With the Lok Sabha elections approaching, the state Congress leadership is again gearing up to put the issue of formation of the Haryana Sikh Gurdwara Prabandhak Committee (HSGPC) on the front burner.
The lone official delegate from the minority community in the Congress from Haryana on Monday raised the long-pending issue of a separate Sikh panel with the party vice-president Rahul Gandhi.
Tarlochan Singh, the official spokesman of the Haryana Pradesh Congress Committee, told Hindustan Times on Tuesday that he apprised Gandhi and other top Congress leaders present at a meeting of select persons, that the inordinate delay in constituting a separate Sikh body had hurt the feelings of the community in Haryana.
On Monday, the Congress leadership held a meeting with 200-odd representatives of the minority groups from various states to seek the views and demands of minorities at the grassroots level for inclusion in the party's poll document for the Lok Sabha polls.
At a political rally at Hisar on December 1, the chief ministerial candidate of the Haryana Janhit Congress-Bharatiya Janata Party combine, Kuldeep Bishnoi had tried to woo Sikhs by assuring to form HSGPC, if he is voted to power in the 2014 assembly elections.
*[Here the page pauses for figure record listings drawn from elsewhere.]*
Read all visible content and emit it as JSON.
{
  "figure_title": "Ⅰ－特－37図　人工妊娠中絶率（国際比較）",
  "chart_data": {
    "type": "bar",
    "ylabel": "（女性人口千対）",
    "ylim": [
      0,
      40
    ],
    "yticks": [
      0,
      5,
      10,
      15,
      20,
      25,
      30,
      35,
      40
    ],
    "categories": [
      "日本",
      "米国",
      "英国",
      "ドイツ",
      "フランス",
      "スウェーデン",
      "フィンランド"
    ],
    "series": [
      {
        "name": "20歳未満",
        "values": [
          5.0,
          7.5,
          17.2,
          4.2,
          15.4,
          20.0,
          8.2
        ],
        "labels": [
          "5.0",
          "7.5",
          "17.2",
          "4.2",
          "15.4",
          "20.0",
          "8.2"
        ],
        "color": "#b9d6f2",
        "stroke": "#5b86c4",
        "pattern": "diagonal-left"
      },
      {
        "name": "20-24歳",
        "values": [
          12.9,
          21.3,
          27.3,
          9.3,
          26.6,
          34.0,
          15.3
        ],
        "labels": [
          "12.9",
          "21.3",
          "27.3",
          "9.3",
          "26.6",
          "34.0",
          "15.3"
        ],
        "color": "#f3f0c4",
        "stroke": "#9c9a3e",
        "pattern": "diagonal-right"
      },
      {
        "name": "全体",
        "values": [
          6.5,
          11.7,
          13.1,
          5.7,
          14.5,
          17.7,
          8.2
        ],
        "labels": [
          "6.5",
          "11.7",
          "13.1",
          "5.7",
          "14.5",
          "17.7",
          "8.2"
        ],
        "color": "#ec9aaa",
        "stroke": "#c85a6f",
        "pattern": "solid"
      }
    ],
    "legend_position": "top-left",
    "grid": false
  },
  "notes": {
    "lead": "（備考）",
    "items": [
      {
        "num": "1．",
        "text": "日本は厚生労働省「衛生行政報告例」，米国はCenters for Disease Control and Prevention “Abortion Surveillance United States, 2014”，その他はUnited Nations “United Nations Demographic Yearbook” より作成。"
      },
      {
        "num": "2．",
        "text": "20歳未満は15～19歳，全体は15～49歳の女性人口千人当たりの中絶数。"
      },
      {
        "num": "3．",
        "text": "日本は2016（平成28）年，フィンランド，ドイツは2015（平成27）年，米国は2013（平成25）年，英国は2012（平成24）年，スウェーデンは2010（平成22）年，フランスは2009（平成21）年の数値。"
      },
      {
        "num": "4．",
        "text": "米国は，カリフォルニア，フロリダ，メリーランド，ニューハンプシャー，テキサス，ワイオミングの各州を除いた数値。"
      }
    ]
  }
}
Agitated over the delay in announcing the Sikh panel, two ad-hoc factions of the HSGPC led by Didar Singh Nalwi and Jagdish Singh Jhinda have also announced to field their candidates in the next assembly elections.
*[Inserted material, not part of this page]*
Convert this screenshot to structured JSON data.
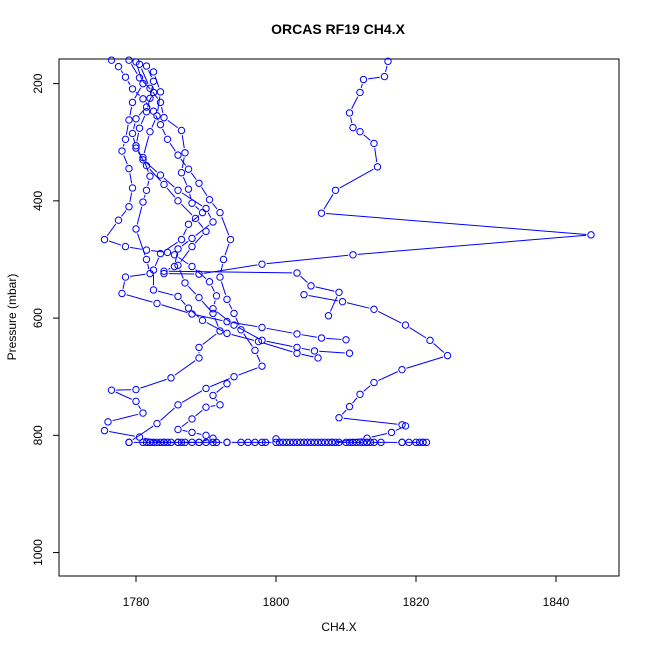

Meanwhile, in his letter to Rahul Gandhi, the party spokesman said the Congress had put the formation of HSGPC in the official election manifesto in the 2005 assembly elections but the matter was still pending.
"I categorically told Gandhi that chief minister Bhupinder Singh Hooda is keen to the form a separate body but in the absence of a nod from the party's central leadership, the matter is held up. It is long time and the central leadership should look into the matter positively," said Singh.
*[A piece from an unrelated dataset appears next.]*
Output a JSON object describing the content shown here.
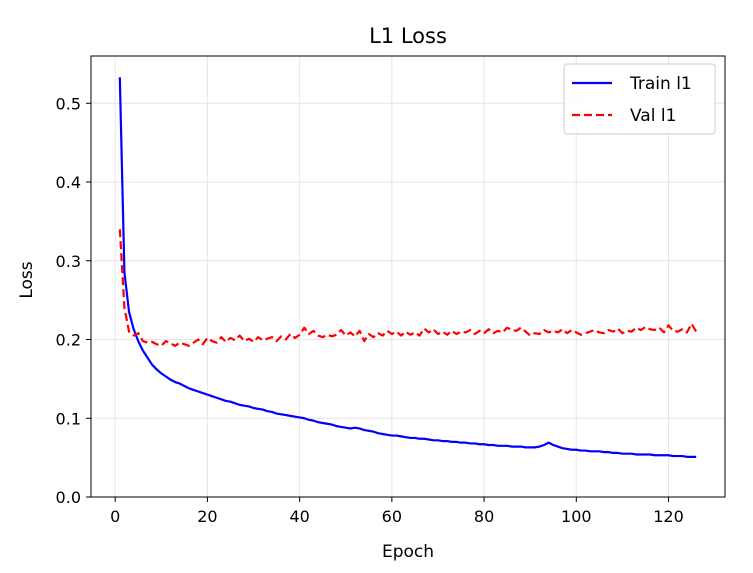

He asked that states like Maharashtra, Delhi, Bihar, etc., had independent bodies to maintain the shrines then why only Haryana was deprived of it.
However, he defended before the party high command that Haryana had accorded the second official language status to Punjabi, announced a minority commission and saved several Sikh families from displacement in a land dispute in Kurukshetra district.
According to Section 72 of the Punjab Reorganisation Act, 1966, Haryana was entitled to get an independent body to manage Sikh shrines in the state, but it was never implemented.
Singh said the Amritsar-based Shiromani Gurdwara Parbandhak Committee (SGPC) had become a political organ of the Shiromani Akali Dal (SAD).
However, the Sikh leaders fighting for the HSGPC termed the meeting as eyewash. Terming it as a political stunt to woo the Sikh voters, Nalwi and Jhinda said the Congress would be defeated in the coming elections for not keeping its promises.
"Once again the Congress leadership wants to befool the Sikh community. But this time we will expose the Congress that it uses Sikhs only as vote-bank and does not protect their legitimate rights," said Nalwi, who had recently floated Haryana Jan Shakti Morcha, a political outfit.
Alleging that the Hooda government was anti-Sikh, Nalwi said museums at Badh Khalsa in Sonepat and another at Kapal Mochan, Yamunanagar, were associated with the ninth and tenth Sikh gurus, respectively, but the spots were subjected to gross neglect.
Jhinda said it was unfortunate that even after being in power for 10 years at the Centre and in Haryana, the Congress leadership was still busy deliberating on the issues pertaining to the minority communities.